# Can someone explain...



## lil red jeep (Aug 17, 2007)

what the numbers represent when folks talk about their rods (ie. 1569, or 1408)
I've seen many posts where these numbers are mentioned but I've never been able to make sense of them. Thanks.


----------



## Orest (Jul 28, 2003)

*This will help*

http://www.batsonenterprises.com/index.php?option=com_content&view=article&id=139&Itemid=203


----------



## WALT D. (Dec 18, 2003)

Most, but not all manufacturers use the first part of the model # to indicate length in inches, then there is usually a numerical indicator for action or pieces, etc.; some manufacturers use letter indicators for action as well. Look at a Lamiglass or St Croix website and compare the model numbers with the description of the rod and it should begin to make some sense of how the design engineers come up with model numbers.


----------



## lil red jeep (Aug 17, 2007)

Orest said:


> http://www.batsonenterprises.com/index.php?option=com_content&view=article&id=139&Itemid=203


Between your post and Walts I understand the 156 standing for inches, but I couldn't figure out the 9 and its meaning. I'm getting the idea though.


----------



## fishedn (Aug 18, 2008)

9 = power


----------



## basstardo (Jun 5, 2006)

lil red jeep said:


> Between your post and Walts I understand the 156 standing for inches, but I couldn't figure out the 9 and its meaning. I'm getting the idea though.

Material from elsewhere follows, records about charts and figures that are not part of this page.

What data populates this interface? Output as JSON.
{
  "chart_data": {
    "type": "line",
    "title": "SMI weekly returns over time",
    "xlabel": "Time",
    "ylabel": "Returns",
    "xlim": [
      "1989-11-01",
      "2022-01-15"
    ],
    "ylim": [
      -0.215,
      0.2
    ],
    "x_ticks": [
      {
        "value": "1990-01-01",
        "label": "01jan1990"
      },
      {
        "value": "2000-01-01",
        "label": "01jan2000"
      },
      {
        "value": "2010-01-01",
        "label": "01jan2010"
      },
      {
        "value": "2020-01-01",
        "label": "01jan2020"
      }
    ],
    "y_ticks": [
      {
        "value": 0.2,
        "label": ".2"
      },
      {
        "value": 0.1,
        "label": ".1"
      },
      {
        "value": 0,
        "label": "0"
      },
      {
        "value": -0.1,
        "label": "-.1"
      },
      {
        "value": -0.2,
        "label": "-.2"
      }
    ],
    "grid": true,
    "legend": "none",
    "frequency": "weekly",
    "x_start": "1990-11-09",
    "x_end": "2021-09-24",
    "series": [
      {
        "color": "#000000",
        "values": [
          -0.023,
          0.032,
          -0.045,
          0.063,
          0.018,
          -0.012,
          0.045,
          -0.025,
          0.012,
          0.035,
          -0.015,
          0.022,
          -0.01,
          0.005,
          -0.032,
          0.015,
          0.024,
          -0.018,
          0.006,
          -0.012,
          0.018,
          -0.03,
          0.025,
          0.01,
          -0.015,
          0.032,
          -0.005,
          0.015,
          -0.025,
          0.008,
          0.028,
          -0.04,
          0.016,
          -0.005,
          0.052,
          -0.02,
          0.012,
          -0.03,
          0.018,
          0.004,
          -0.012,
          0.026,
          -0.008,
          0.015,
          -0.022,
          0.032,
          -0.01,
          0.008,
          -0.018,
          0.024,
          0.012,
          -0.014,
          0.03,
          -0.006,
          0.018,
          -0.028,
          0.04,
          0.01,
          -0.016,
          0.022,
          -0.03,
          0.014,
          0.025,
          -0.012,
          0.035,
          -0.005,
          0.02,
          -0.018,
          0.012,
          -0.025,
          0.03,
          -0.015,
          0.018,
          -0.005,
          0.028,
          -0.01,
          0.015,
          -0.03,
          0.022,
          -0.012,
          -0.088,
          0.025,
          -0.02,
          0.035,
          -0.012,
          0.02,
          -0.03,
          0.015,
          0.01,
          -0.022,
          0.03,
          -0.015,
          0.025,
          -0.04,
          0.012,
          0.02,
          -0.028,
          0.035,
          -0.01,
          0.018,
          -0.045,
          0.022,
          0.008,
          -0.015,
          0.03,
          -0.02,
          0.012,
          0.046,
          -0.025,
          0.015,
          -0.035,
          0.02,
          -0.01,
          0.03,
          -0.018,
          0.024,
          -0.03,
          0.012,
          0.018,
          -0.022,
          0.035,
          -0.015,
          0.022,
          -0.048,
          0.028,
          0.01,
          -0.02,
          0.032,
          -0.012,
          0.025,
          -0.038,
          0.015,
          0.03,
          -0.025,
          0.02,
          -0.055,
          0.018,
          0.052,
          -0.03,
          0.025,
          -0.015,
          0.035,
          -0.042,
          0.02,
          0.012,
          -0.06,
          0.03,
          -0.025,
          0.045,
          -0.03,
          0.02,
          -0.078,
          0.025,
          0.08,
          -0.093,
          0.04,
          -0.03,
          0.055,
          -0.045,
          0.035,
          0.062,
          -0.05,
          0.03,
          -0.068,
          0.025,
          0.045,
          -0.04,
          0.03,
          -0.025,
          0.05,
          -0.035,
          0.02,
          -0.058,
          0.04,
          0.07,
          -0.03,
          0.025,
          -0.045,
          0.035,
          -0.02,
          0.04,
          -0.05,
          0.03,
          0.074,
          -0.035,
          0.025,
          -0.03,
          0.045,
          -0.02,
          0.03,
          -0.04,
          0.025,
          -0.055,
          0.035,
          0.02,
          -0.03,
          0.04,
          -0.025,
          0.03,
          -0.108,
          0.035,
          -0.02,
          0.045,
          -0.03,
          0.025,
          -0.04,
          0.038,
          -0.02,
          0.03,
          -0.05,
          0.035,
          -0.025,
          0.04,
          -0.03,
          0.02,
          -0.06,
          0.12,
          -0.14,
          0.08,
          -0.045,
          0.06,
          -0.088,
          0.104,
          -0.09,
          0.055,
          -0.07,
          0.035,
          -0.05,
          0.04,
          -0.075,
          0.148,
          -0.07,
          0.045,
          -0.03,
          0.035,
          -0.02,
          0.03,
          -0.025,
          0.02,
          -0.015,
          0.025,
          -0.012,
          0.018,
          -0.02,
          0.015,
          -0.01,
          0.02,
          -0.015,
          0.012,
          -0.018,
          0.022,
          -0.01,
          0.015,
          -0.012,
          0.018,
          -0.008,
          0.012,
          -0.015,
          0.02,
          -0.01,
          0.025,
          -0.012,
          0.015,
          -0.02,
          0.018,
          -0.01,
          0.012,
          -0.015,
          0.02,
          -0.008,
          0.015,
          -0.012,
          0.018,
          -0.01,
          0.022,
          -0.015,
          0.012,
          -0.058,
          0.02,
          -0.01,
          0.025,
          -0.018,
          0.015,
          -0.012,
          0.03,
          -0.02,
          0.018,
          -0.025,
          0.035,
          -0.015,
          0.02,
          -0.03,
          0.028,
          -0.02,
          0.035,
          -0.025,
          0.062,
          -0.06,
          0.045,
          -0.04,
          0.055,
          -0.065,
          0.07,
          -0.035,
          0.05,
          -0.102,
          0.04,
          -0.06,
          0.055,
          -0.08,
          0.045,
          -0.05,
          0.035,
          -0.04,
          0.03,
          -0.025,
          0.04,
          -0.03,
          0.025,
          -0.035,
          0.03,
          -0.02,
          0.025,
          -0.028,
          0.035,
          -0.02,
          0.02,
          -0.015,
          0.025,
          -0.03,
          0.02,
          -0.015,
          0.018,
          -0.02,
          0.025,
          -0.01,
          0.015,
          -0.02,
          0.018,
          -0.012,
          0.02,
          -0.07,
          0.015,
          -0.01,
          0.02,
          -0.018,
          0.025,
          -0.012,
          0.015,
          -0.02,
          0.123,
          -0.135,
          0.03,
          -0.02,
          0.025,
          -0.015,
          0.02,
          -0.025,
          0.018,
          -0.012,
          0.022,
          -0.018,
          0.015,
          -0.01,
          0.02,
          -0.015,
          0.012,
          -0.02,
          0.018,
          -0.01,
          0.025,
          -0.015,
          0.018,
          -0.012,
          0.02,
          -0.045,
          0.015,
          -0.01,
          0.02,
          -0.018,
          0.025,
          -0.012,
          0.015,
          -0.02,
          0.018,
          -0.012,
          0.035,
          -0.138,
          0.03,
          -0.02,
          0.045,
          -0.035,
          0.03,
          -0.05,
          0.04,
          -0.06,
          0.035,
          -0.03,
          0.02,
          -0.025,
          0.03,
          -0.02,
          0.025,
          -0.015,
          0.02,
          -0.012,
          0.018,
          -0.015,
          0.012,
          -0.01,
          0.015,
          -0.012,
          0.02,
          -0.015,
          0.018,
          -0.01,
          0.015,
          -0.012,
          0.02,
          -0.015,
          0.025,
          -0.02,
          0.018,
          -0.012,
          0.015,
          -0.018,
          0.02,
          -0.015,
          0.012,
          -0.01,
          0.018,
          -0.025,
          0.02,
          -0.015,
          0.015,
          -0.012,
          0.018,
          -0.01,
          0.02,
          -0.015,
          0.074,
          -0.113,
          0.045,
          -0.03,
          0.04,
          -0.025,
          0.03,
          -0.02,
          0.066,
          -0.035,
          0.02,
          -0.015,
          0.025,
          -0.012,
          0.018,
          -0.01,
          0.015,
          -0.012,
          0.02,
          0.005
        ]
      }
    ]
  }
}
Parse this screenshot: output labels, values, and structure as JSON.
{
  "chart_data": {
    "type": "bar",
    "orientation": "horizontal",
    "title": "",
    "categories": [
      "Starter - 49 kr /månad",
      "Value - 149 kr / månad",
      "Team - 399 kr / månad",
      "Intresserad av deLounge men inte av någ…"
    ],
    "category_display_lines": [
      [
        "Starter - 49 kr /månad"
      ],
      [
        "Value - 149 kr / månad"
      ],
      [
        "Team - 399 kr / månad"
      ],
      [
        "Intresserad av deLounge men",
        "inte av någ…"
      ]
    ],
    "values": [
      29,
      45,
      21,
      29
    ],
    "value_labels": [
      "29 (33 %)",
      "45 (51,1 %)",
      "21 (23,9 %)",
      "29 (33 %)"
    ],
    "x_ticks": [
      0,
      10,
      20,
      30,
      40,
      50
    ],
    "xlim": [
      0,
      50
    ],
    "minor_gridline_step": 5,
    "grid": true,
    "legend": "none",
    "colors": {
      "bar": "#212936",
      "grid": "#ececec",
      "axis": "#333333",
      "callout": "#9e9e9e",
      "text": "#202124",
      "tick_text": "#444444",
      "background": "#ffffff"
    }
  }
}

Batson rates their rods in powers of 1-9, 9 being the heaviest. S0 a 1569 would be a 156" blank with a power rating of 9, and 1567, 156" with a rating of 7. 

To quote directly from Batson:

"Blank Power 
All RAINSHADOW® and FORECAST® blanks are rated for power on a numerical basis. A power of "0" being the lightest and "9" being the heaviest. "Power" is how much pressure it takes to deflect a blank. The higher the number the stiffer the blank. Power ratings are series specific. For example: A "3" power mag bass blank is not the same as a "3" power saltwater blank. For this reason power ratings are compared within each series. "


----------



## Mark G (Nov 15, 2004)

*Not universal*

Don't compare one manufacturer's numbering system to another- there may be similarities, but often times not.

A specification chart is usually the best bet if your considering a blank you are unfamiliar with. Even then, things like "power" light, heavy ,etc or "action" -fast- medium -slow, etc are subject to interpretation, and usually what one company classifies as fast, may not fit with another companies interpretation. 

Length, tip diameter, butt diameter, etc are more easily measured- but any classifications regarding "feel" are -- subjective at best.


----------



## basstardo (Jun 5, 2006)

Surf Cat said:


> Don't compare one manufacturer's numbering system to another- there may be similarities, but often times not.
> 
> A specification chart is usually the best bet if your considering a blank you are unfamiliar with. Even then, things like "power" light, heavy ,etc or "action" -fast- medium -slow, etc are subject to interpretation, and usually what one company classifies as fast, may not fit with another companies interpretation.
> 
> Length, tip diameter, butt diameter, etc are more easily measured- but any classifications regarding "feel" are -- subjective at best.


Very true! Everything I posted was in relation to Batson's products, as that's waht I'm most familiar with. Can't speak for much else.


----------